Incongruities In High Quality | ETF Trends

By Scott Opsal, Director of Equities, The Leuthold Group

Quality is one of the most popular and successful of the equity market’s quant factors. It is intuitively appealing and serves as a useful defensive strategy in falling markets. Low Volatility and Dividend Growth are also defensive factors, while Momentum and High Beta are viewed as aggressive or bullish factors. These offsetting behaviors would seem to make for excellent diversification opportunities in equity portfolios, and for the most part, that is true.

However, we note that Quality failed to display its defensive personality in the fourth quarter selloff, throwing a wrench into the workings of portfolio diversification and downside protection.

Recent Returns

As a traditionally defensive attribute, we would expect Quality to underperform in strong up markets. That proved true in the bull market’s spectacular run from 2/11/16 through 1/26/18, when the S&P 500 gained a total return of 63.5%.

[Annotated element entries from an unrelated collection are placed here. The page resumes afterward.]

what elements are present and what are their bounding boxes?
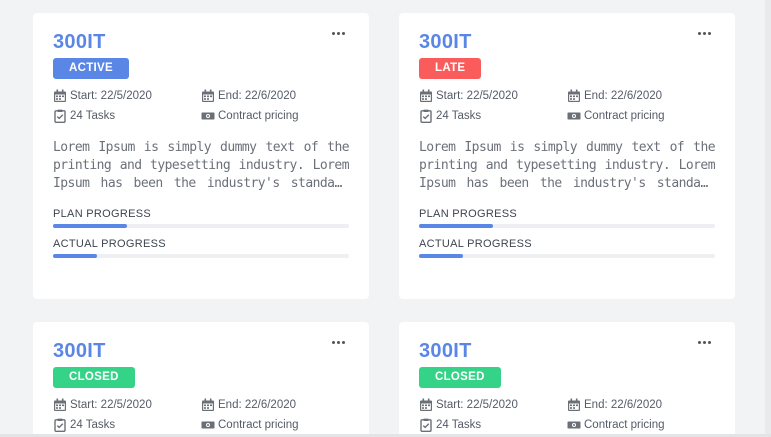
tasks-count: 24 Tasks: [419, 418, 567, 432]
pricing-text: Contract pricing: [218, 110, 299, 122]
calendar-icon: [54, 398, 66, 411]
actual-progress-fill: [53, 254, 98, 258]
dates-row: Start: 22/5/2020 End: 22/6/2020: [419, 398, 715, 412]
clipboard-check-icon: [420, 418, 432, 432]
money-icon: [567, 112, 581, 120]
more-options-icon[interactable]: [695, 336, 713, 348]
pricing-text: Contract pricing: [584, 419, 665, 431]
project-description: Lorem Ipsum is simply dummy text of the …: [419, 140, 715, 191]
tasks-text: 24 Tasks: [70, 110, 116, 122]
info-row: 24 Tasks Contract pricing: [53, 109, 349, 123]
clipboard-check-icon: [54, 418, 66, 432]
calendar-icon: [54, 89, 66, 102]
plan-progress-label: PLAN PROGRESS: [419, 208, 518, 220]
start-date: Start: 22/5/2020: [53, 398, 201, 412]
actual-progress-bar: [53, 254, 349, 258]
project-title[interactable]: 300IT: [53, 31, 349, 53]
calendar-icon: [568, 398, 580, 411]
pricing-text: Contract pricing: [218, 419, 299, 431]
status-badge: ACTIVE: [53, 58, 129, 79]
status-badge: CLOSED: [419, 367, 501, 388]
pricing: Contract pricing: [567, 418, 715, 432]
calendar-icon: [420, 89, 432, 102]
project-card[interactable]: 300IT CLOSED Start: 22/5/2020 End: 22/6/…: [399, 322, 735, 437]
actual-progress-fill: [419, 254, 464, 258]
start-date: Start: 22/5/2020: [53, 89, 201, 103]
tasks-text: 24 Tasks: [436, 419, 482, 431]
actual-progress-bar: [419, 254, 715, 258]
tasks-text: 24 Tasks: [436, 110, 482, 122]
calendar-icon: [420, 398, 432, 411]
plan-progress-fill: [419, 224, 493, 228]
start-date-text: Start: 22/5/2020: [70, 399, 152, 411]
status-badge: CLOSED: [53, 367, 135, 388]
more-options-icon[interactable]: [695, 27, 713, 39]
end-date: End: 22/6/2020: [567, 89, 715, 103]
end-date-text: End: 22/6/2020: [218, 90, 297, 102]
info-row: 24 Tasks Contract pricing: [419, 109, 715, 123]
vertical-scrollbar[interactable]: [765, 0, 771, 437]
money-icon: [201, 112, 215, 120]
clipboard-check-icon: [420, 109, 432, 123]
status-badge: LATE: [419, 58, 482, 79]
pricing: Contract pricing: [201, 418, 349, 432]
start-date-text: Start: 22/5/2020: [436, 399, 518, 411]
end-date: End: 22/6/2020: [201, 398, 349, 412]
project-description: Lorem Ipsum is simply dummy text of the …: [53, 140, 349, 191]
pricing: Contract pricing: [567, 109, 715, 123]
start-date-text: Start: 22/5/2020: [436, 90, 518, 102]
end-date: End: 22/6/2020: [567, 398, 715, 412]
dates-row: Start: 22/5/2020 End: 22/6/2020: [53, 89, 349, 103]
tasks-count: 24 Tasks: [53, 109, 201, 123]
end-date-text: End: 22/6/2020: [218, 399, 297, 411]
more-options-icon[interactable]: [329, 27, 347, 39]
calendar-icon: [568, 89, 580, 102]
start-date: Start: 22/5/2020: [419, 398, 567, 412]
pricing-text: Contract pricing: [584, 110, 665, 122]
project-title[interactable]: 300IT: [53, 340, 349, 362]
project-title[interactable]: 300IT: [419, 31, 715, 53]
end-date: End: 22/6/2020: [201, 89, 349, 103]
project-card[interactable]: 300IT CLOSED Start: 22/5/2020 End: 22/6/…: [33, 322, 369, 437]
calendar-icon: [202, 398, 214, 411]
project-card[interactable]: 300IT LATE Start: 22/5/2020 End: 22/6/20…: [399, 13, 735, 299]
end-date-text: End: 22/6/2020: [584, 399, 663, 411]
start-date-text: Start: 22/5/2020: [70, 90, 152, 102]
info-row: 24 Tasks Contract pricing: [53, 418, 349, 432]
project-title[interactable]: 300IT: [419, 340, 715, 362]
plan-progress-bar: [419, 224, 715, 228]
end-date-text: End: 22/6/2020: [584, 90, 663, 102]
money-icon: [201, 421, 215, 429]
dates-row: Start: 22/5/2020 End: 22/6/2020: [419, 89, 715, 103]
plan-progress-label: PLAN PROGRESS: [53, 208, 152, 220]
project-card[interactable]: 300IT ACTIVE Start: 22/5/2020 End: 22/6/…: [33, 13, 369, 299]
clipboard-check-icon: [54, 109, 66, 123]
actual-progress-label: ACTUAL PROGRESS: [419, 238, 532, 250]
plan-progress-bar: [53, 224, 349, 228]
pricing: Contract pricing: [201, 109, 349, 123]
calendar-icon: [202, 89, 214, 102]
info-row: 24 Tasks Contract pricing: [419, 418, 715, 432]
plan-progress-fill: [53, 224, 127, 228]
money-icon: [567, 421, 581, 429]
tasks-count: 24 Tasks: [53, 418, 201, 432]
tasks-text: 24 Tasks: [70, 419, 116, 431]
dates-row: Start: 22/5/2020 End: 22/6/2020: [53, 398, 349, 412]
actual-progress-label: ACTUAL PROGRESS: [53, 238, 166, 250]
start-date: Start: 22/5/2020: [419, 89, 567, 103]
more-options-icon[interactable]: [329, 336, 347, 348]
tasks-count: 24 Tasks: [419, 109, 567, 123]
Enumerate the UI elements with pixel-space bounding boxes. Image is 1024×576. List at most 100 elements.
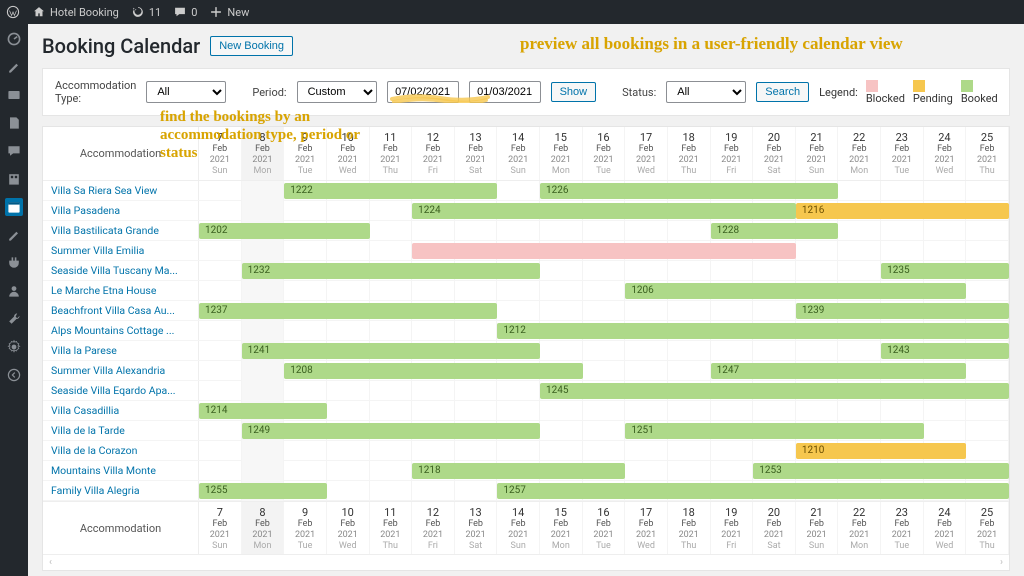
- day-header: 11Feb2021Thu: [370, 502, 413, 554]
- accommodation-link[interactable]: Alps Mountains Cottage ...: [43, 321, 199, 340]
- booking-bar[interactable]: 1241: [242, 343, 540, 359]
- accommodation-link[interactable]: Villa Pasadena: [43, 201, 199, 220]
- booking-bar[interactable]: 1210: [796, 443, 967, 459]
- adminbar-updates[interactable]: 11: [131, 5, 161, 19]
- menu-appearance-icon[interactable]: [5, 226, 23, 244]
- booking-bar[interactable]: 1218: [412, 463, 625, 479]
- admin-bar: Hotel Booking 11 0 New: [0, 0, 1024, 24]
- accommodation-link[interactable]: Villa Sa Riera Sea View: [43, 181, 199, 200]
- accommodation-link[interactable]: Villa Casadillia: [43, 401, 199, 420]
- date-from-input[interactable]: [387, 81, 459, 103]
- booking-bar[interactable]: 1251: [625, 423, 923, 439]
- menu-collapse-icon[interactable]: [5, 366, 23, 384]
- adminbar-new[interactable]: New: [209, 5, 249, 19]
- adminbar-site[interactable]: Hotel Booking: [32, 5, 119, 19]
- menu-bookings-icon[interactable]: [5, 198, 23, 216]
- calendar-row: Alps Mountains Cottage ... 1212: [43, 321, 1009, 341]
- day-header: 8Feb2021Mon: [242, 502, 285, 554]
- day-header: 11Feb2021Thu: [370, 127, 413, 180]
- booking-bar[interactable]: 1239: [796, 303, 1009, 319]
- accommodation-link[interactable]: Villa la Parese: [43, 341, 199, 360]
- menu-posts-icon[interactable]: [5, 58, 23, 76]
- booking-bar[interactable]: 1216: [796, 203, 1009, 219]
- booking-bar[interactable]: 1212: [497, 323, 1009, 339]
- booking-bar[interactable]: 1247: [711, 363, 967, 379]
- booking-bar[interactable]: 1226: [540, 183, 838, 199]
- booking-bar[interactable]: 1237: [199, 303, 497, 319]
- day-header: 24Feb2021Wed: [924, 502, 967, 554]
- booking-bar[interactable]: 1243: [881, 343, 1009, 359]
- calendar-footer: Accommodation 7Feb2021Sun8Feb2021Mon9Feb…: [43, 501, 1009, 555]
- wp-logo-icon[interactable]: [6, 5, 20, 19]
- date-to-input[interactable]: [469, 81, 541, 103]
- accommodation-link[interactable]: Mountains Villa Monte: [43, 461, 199, 480]
- booking-bar[interactable]: 1222: [284, 183, 497, 199]
- day-header: 14Feb2021Sun: [497, 502, 540, 554]
- day-header: 7Feb2021Sun: [199, 502, 242, 554]
- day-header: 13Feb2021Sat: [455, 127, 498, 180]
- menu-tools-icon[interactable]: [5, 310, 23, 328]
- day-header: 12Feb2021Fri: [412, 127, 455, 180]
- booking-bar[interactable]: 1232: [242, 263, 540, 279]
- accommodation-link[interactable]: Summer Villa Emilia: [43, 241, 199, 260]
- accommodation-link[interactable]: Villa de la Tarde: [43, 421, 199, 440]
- accommodation-link[interactable]: Villa Bastilicata Grande: [43, 221, 199, 240]
- menu-comments-icon[interactable]: [5, 142, 23, 160]
- menu-settings-icon[interactable]: [5, 338, 23, 356]
- filter-bar: Accommodation Type: All Period: Custom S…: [42, 68, 1010, 116]
- day-header: 19Feb2021Fri: [711, 502, 754, 554]
- booking-bar[interactable]: 1224: [412, 203, 796, 219]
- day-header: 24Feb2021Wed: [924, 127, 967, 180]
- accommodation-link[interactable]: Seaside Villa Tuscany Ma...: [43, 261, 199, 280]
- booking-bar[interactable]: 1253: [753, 463, 1009, 479]
- show-button[interactable]: Show: [551, 82, 597, 102]
- new-booking-button[interactable]: New Booking: [210, 36, 293, 56]
- accommodation-link[interactable]: Seaside Villa Eqardo Apa...: [43, 381, 199, 400]
- booking-bar[interactable]: 1214: [199, 403, 327, 419]
- menu-users-icon[interactable]: [5, 282, 23, 300]
- search-button[interactable]: Search: [756, 82, 809, 102]
- period-select[interactable]: Custom: [297, 81, 377, 103]
- booking-bar[interactable]: 1228: [711, 223, 839, 239]
- accommodation-link[interactable]: Le Marche Etna House: [43, 281, 199, 300]
- scroll-hint[interactable]: ‹›: [43, 555, 1009, 570]
- calendar-row: Mountains Villa Monte 1218 1253: [43, 461, 1009, 481]
- adminbar-comments[interactable]: 0: [173, 5, 197, 19]
- accommodation-link[interactable]: Family Villa Alegria: [43, 481, 199, 500]
- calendar-row: Seaside Villa Tuscany Ma... 1232 1235: [43, 261, 1009, 281]
- header-accommodation-label: Accommodation: [43, 127, 199, 180]
- booking-bar[interactable]: 1257: [497, 483, 1009, 499]
- day-header: 9Feb2021Tue: [284, 127, 327, 180]
- day-header: 12Feb2021Fri: [412, 502, 455, 554]
- booking-bar[interactable]: 1249: [242, 423, 540, 439]
- status-select[interactable]: All: [666, 81, 746, 103]
- day-header: 22Feb2021Mon: [838, 127, 881, 180]
- booking-bar[interactable]: 1255: [199, 483, 327, 499]
- menu-plugins-icon[interactable]: [5, 254, 23, 272]
- day-header: 9Feb2021Tue: [284, 502, 327, 554]
- menu-pages-icon[interactable]: [5, 114, 23, 132]
- day-header: 7Feb2021Sun: [199, 127, 242, 180]
- booking-bar[interactable]: [412, 243, 796, 259]
- calendar-row: Le Marche Etna House 1206: [43, 281, 1009, 301]
- legend-booked-swatch: [961, 80, 973, 92]
- menu-media-icon[interactable]: [5, 86, 23, 104]
- booking-bar[interactable]: 1206: [625, 283, 966, 299]
- booking-bar[interactable]: 1202: [199, 223, 370, 239]
- accommodation-link[interactable]: Summer Villa Alexandria: [43, 361, 199, 380]
- calendar-row: Villa Sa Riera Sea View 1222 1226: [43, 181, 1009, 201]
- booking-bar[interactable]: 1245: [540, 383, 1009, 399]
- legend: Legend: Blocked Pending Booked: [819, 79, 998, 105]
- booking-bar[interactable]: 1235: [881, 263, 1009, 279]
- menu-dashboard-icon[interactable]: [5, 30, 23, 48]
- booking-bar[interactable]: 1208: [284, 363, 582, 379]
- type-select[interactable]: All: [146, 81, 226, 103]
- page-title: Booking Calendar: [42, 34, 200, 58]
- menu-accommodation-icon[interactable]: [5, 170, 23, 188]
- calendar-row: Villa de la Tarde 1249 1251: [43, 421, 1009, 441]
- accommodation-link[interactable]: Beachfront Villa Casa Au...: [43, 301, 199, 320]
- legend-blocked-swatch: [866, 80, 878, 92]
- calendar-row: Villa Casadillia1214: [43, 401, 1009, 421]
- day-header: 20Feb2021Sat: [753, 502, 796, 554]
- accommodation-link[interactable]: Villa de la Corazon: [43, 441, 199, 460]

Chart 1 illustrates that High Quality (measured by the S&P 500 Quality Index) lagged the parent S&P 500 index by nearly 10% during the peaking process. We wondered whether this shortfall was due to the Tech sector’s dominance during that period, so we also assessed the Sector Neutral Quality Index produced by MSCI. This measure lagged the parent MSCI USA Index by 7%, suggesting that Quality itself, rather than sector weightings, accounted for the bull market deficit.

Chart 1

Chart One Quality Spreads

While the blow-off phase of the bull run found Quality’s performance lagging, as expected, we were drawn to its lack of protection in the final quarter of 2018. Looking for Quality to buffer losses in the bearish decline, we instead observed that Quality lagged the core indexes on the way down as well. Chart 2 demonstrates that both Quality measures failed to beat their parent indexes as the S&P 500 dropped 14% from the September 20th high through year end. Even measured at the December 24th low, when the S&P 500 was down 19.4% from its September peak, Quality’s excess return was a no-show.

Chart 2

Chart two quality spreads

Table 1 reveals that the most popular Quality-focused ETFs also fared worse than the S&P 500 during the fourth quarter.

Table 1: Quality ETF Performance in 4Q 2018

What might account for this incongruent behavior, given the clear differences in market psychology and style performance during these two periods? Our research focused on several topics for further investigation.

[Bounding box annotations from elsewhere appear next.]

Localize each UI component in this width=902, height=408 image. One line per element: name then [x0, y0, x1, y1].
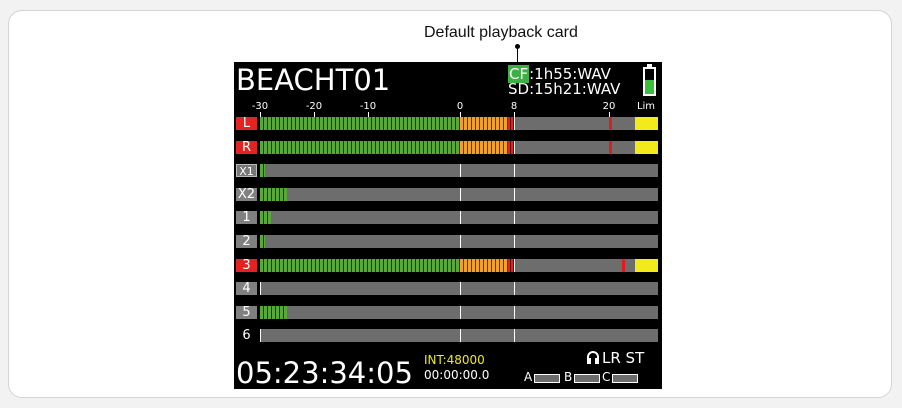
- meter-gridline: [514, 258, 515, 272]
- meter-track: [260, 305, 658, 319]
- channel-label-x1: X1: [236, 164, 257, 178]
- channel-label-3: 3: [236, 258, 257, 272]
- level-bar-red: [508, 140, 514, 154]
- meter-track: [260, 258, 658, 272]
- meter-gridline: [460, 211, 461, 225]
- level-bar-green: [260, 305, 287, 319]
- recorder-display: BEACHT01 CF:1h55:WAV SD:15h21:WAV -30 -20…: [234, 62, 662, 389]
- battery-icon: [643, 67, 656, 96]
- meter-track: [260, 282, 658, 296]
- meter-track: [260, 329, 658, 343]
- monitor-mode: LR ST: [602, 349, 645, 367]
- meter-track: [260, 140, 658, 154]
- battery-level-fill: [645, 80, 654, 94]
- scale-label: 8: [510, 101, 518, 112]
- meter-track: [260, 164, 658, 178]
- sd-card-status: SD:15h21:WAV: [508, 80, 621, 98]
- meter-gridline: [514, 282, 515, 296]
- timecode-display: 05:23:34:05: [236, 356, 413, 389]
- meter-gridline: [514, 329, 515, 343]
- limiter-indicator: [635, 258, 658, 272]
- channel-label-6: 6: [242, 328, 251, 344]
- level-bar-orange: [460, 117, 514, 130]
- peak-hold-marker: [609, 117, 612, 130]
- meter-track: [260, 117, 658, 130]
- meter-track: [260, 235, 658, 248]
- callout-leader-dot: [515, 44, 520, 49]
- callout-label: Default playback card: [424, 24, 578, 41]
- level-bar-green: [260, 140, 460, 154]
- level-bar-green: [260, 235, 266, 248]
- level-bar-red: [508, 117, 514, 130]
- scale-label: 0: [456, 101, 464, 112]
- scale-label: 20: [602, 101, 616, 112]
- meter-gridline: [514, 140, 515, 154]
- level-bar-orange: [460, 140, 514, 154]
- level-bar-red: [508, 258, 514, 272]
- meter-gridline: [260, 329, 261, 343]
- bus-label-b: B: [564, 370, 573, 384]
- meter-gridline: [460, 164, 461, 178]
- bus-meter: [612, 374, 638, 383]
- scale-label: -20: [305, 101, 323, 112]
- bus-label-c: C: [602, 370, 611, 384]
- channel-label-l: L: [236, 117, 257, 130]
- level-bar-green: [260, 117, 460, 130]
- level-bar-green: [260, 258, 460, 272]
- scale-label: -30: [251, 101, 269, 112]
- peak-hold-marker: [609, 140, 612, 154]
- limiter-indicator: [635, 140, 658, 154]
- meter-gridline: [514, 187, 515, 201]
- meter-gridline: [260, 282, 261, 296]
- meter-gridline: [514, 117, 515, 130]
- headphones-icon: [587, 351, 599, 364]
- bus-meter: [534, 374, 560, 383]
- meter-gridline: [460, 282, 461, 296]
- channel-label-4: 4: [236, 282, 257, 296]
- meter-gridline: [460, 187, 461, 201]
- limiter-indicator: [635, 117, 658, 130]
- level-bar-green: [260, 164, 266, 178]
- record-counter: 00:00:00.0: [424, 368, 490, 382]
- meter-gridline: [460, 235, 461, 248]
- meter-gridline: [460, 305, 461, 319]
- scale-label: Lim: [636, 101, 656, 112]
- channel-label-5: 5: [236, 305, 257, 319]
- file-name: BEACHT01: [236, 63, 391, 97]
- channel-label-1: 1: [236, 211, 257, 225]
- sample-rate: INT:48000: [424, 353, 485, 367]
- meter-track: [260, 211, 658, 225]
- channel-label-r: R: [236, 140, 257, 154]
- channel-label-x2: X2: [236, 186, 257, 202]
- meter-track: [260, 187, 658, 201]
- level-bar-green: [260, 187, 287, 201]
- level-bar-orange: [460, 258, 514, 272]
- bus-meter: [574, 374, 600, 383]
- meter-gridline: [460, 329, 461, 343]
- meter-gridline: [514, 211, 515, 225]
- meter-gridline: [514, 235, 515, 248]
- channel-label-2: 2: [236, 235, 257, 248]
- bus-label-a: A: [524, 370, 533, 384]
- meter-gridline: [514, 305, 515, 319]
- peak-hold-marker: [622, 258, 625, 272]
- level-bar-green: [260, 211, 271, 225]
- meter-gridline: [514, 164, 515, 178]
- scale-label: -10: [359, 101, 377, 112]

Is Quality Really Defensive?

We took a deeper look at several smart beta factors to confirm that they deserve their defensive reputations. This analysis considers monthly returns over the past 20 years by bucketing returns into up or down months as measured by the S&P 500. Our defensive hypothesis predicts that Quality, Low Volatility, and Dividend Growth (represented by the S&P 500 Dividend Aristocrats) would perform slightly worse in up markets but make up for that by protecting in down markets. Table 2 presents the “hit rates” for each factor, illustrating how often they outperform or underperform the S&P 500, depending on the market’s overall direction.

Table 2

Factor Outperformance

This analysis shows that defensive factors do underperform in up months but outperform in a large percentage of down months. Interestingly, Quality is the least extreme of the defensive factors, outperforming in more than 47% of up months and protecting in 76% of down months, compared to more than 80% protection from Volatility factors.

Table 3 displays factor defensiveness using capture rates, a calculation widely used by mutual fund analysts. Capture rate measures the percentage participation of an investment in up and down periods. When selecting defensive factors, the most important statistic is having a participation rate in down markets that is well below 100%. A lower downside-capture percentage means the asset generally falls less than the market, and we see that each of our defensive candidates passes this test. Quality participates the most in positive months and falls 76% as fast as the market in down months. Volatility and Dividend factors appear to provide more resilience in down markets but offer less upside capture in rising markets, giving the investor a range of choices in setting their risk/return tradeoffs.

Table 3

Table 3 Average Return

Diversification And Correlations

Not only did Quality fail to provide downside protection in the fourth quarter of 2018, the diversification effect of mixing factors together also failed to materialize. Chart 3 shows the 21-day rolling correlations between factors during 2018, depicting a complete change in behavior as the market topped out in late September. During the turbulence in February, correlations tightened into the mid-90% range for all factors. The summer’s grind higher saw Quality stick tight to the broad market while Low Volatility and Dividend Growth broke off as the Social/Mobile/Cloud phenomenon reached its peak. As the market topped on September 20th and began a rapid decline into year end, correlations jumped quickly, with Low Volatility remaining the best diversifier.